Lumbar spine surgery for octogenarians

March 8 was International Women’s Day, and on that day, I performed a slip resurfacing and enlargement of the spinal canal for an 84-year-old woman with lumbar spondylolisthesis and severe spinal stenosis. The operation went well, with only 80 ml of bleeding and an operating time of 1 hour and 35 minutes. The old woman had lumbar pain for nearly 20 years. At first, she only had lumbar pain and felt lumbar pain when she moved more or sat for a long time. Gradually, the back pain gradually worsened, and she felt pain even when she was sleeping. The left lower limb was swollen and painful from the hip to the back of the foot as if a tendon was pulled. The old lady’s partner was bedridden with many diseases, but the back pain and leg pain made it impossible for the old lady to take care of her partner, and she couldn’t even go out to buy some daily necessities for her partner, and she had to walk for half an hour to reach the 200-meter distance.
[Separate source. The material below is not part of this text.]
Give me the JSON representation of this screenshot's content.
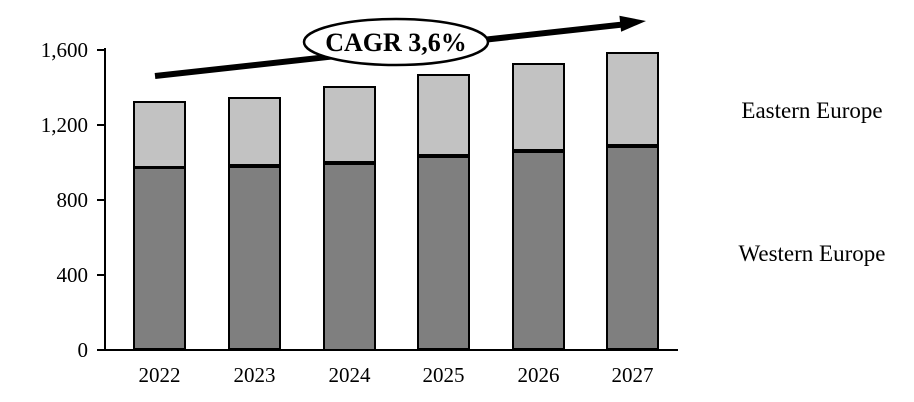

The old man was in great pain and went to several hospitals and was diagnosed with lumbar spondylolisthesis combined with severe spinal stenosis. This disease requires surgery to completely relieve the patient’s pain. However, the doctors who saw him did not use surgery to treat him because he was too old, and only treated him symptomatically through physical therapy and oral medication. In early March, a neighbor of the old man referred her to me, and after careful examination and reading of the old man’s laboratory results, I analyzed that the patient could be treated for lumbar spondylolisthesis and spinal stenosis through a small incision, and accepted the patient for surgery. Today is March 11. When I checked the patient in the morning, the old lady was in good spirits and happily took my hand and said that now her back does not hurt anymore, and that fatal left leg soreness and pain is gone, and she also demonstrated to me that she could lift her left leg very high. I was very pleased to see the good treatment effect of the old man and encouraged him to eat more nutritious food and try to walk on the ground one week after the operation.